This blog entry is available on Medium
Herein are two examples about how a small gap of understanding the Solar PV Systems Modeling & Analytics could lead to misleading conclusions:
1) There are several studies on solar forecast where the forecast models are trained with measured data of weather conditions collected from ground weather stations, and these models are tested against the unseen part of measured data. So, in the real-world applications, those models are failing to obtain as good performance as they did in their test stage! ..Why? Because, in case of real-world applications those models now use data of similar quantities as they trained with but the data are now future forecasts rather than past measurements. In other words, instead of using measured data from ground stations, now those models must use future weather forecast from NWP or image projections from sky imagery devices and satellites. Therefore. from a practical point of view, the forecast models should also be trained with weather forecasts that recorded in past rather than ground measurements, and hence they can be implemented for solar forecasts with reasonable accuracy as well as properly quantifying the deterministic and probabilistic (uncertainty) errors associated with their forecasts.

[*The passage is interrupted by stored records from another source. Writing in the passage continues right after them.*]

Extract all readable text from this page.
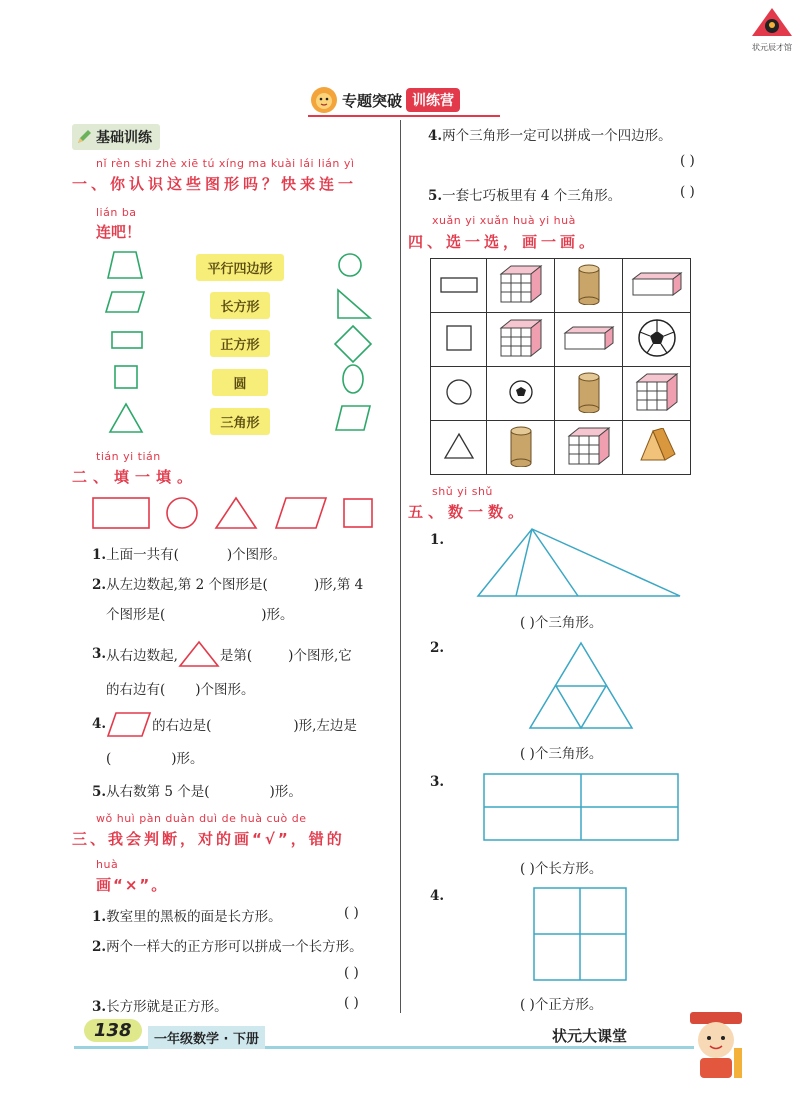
状元辰才馆
专题突破 训练营
基础训练
nǐ rèn shi zhè xiē tú xíng ma kuài lái lián yì
一、你认识这些图形吗？快来连一
lián ba
连吧！
平行四边形
长方形
正方形
圆
三角形
tián yi tián
二、填一填。
1.上面一共有(	)个图形。
2.从左边数起,第 2 个图形是(	)形,第 4
个图形是(	)形。
3. 从右边数起,	是第(	)个图形,它
的右边有( )个图形。
4.	的右边是(	)形,左边是
(	)形。
5.从右数第 5 个是(	)形。
wǒ huì pàn duàn duì de huà cuò de
三、我会判断，对的画“√”，错的
huà
画“×”。
1.教室里的黑板的面是长方形。	( )
2.两个一样大的正方形可以拼成一个长方形。
( )
3.长方形就是正方形。	( )
4.两个三角形一定可以拼成一个四边形。
( )
5.一套七巧板里有 4 个三角形。	( )
xuǎn yi xuǎn huà yi huà
四、选一选，画一画。

shǔ yi shǔ
五、数一数。
1.
( )个三角形。
2.
( )个三角形。
3.
( )个长方形。
4.
( )个正方形。
138	一年级数学 · 下册	状元大课堂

2) Some folks (with pure AI, ML backgrounds) are trying to test the forecasts with economic dispatch (caring only about the cost) to convince the electric operators about the value of their forecast models. Meanwhile, for electric power systems, the forecasts should be tested against the security constrained economic dispatch or the optimal power flow should be run with the forecasts to check out the cost as well as the security/reliability constraints are not violated (constraints such as, generators, transmission lines, and node voltages rating and limits).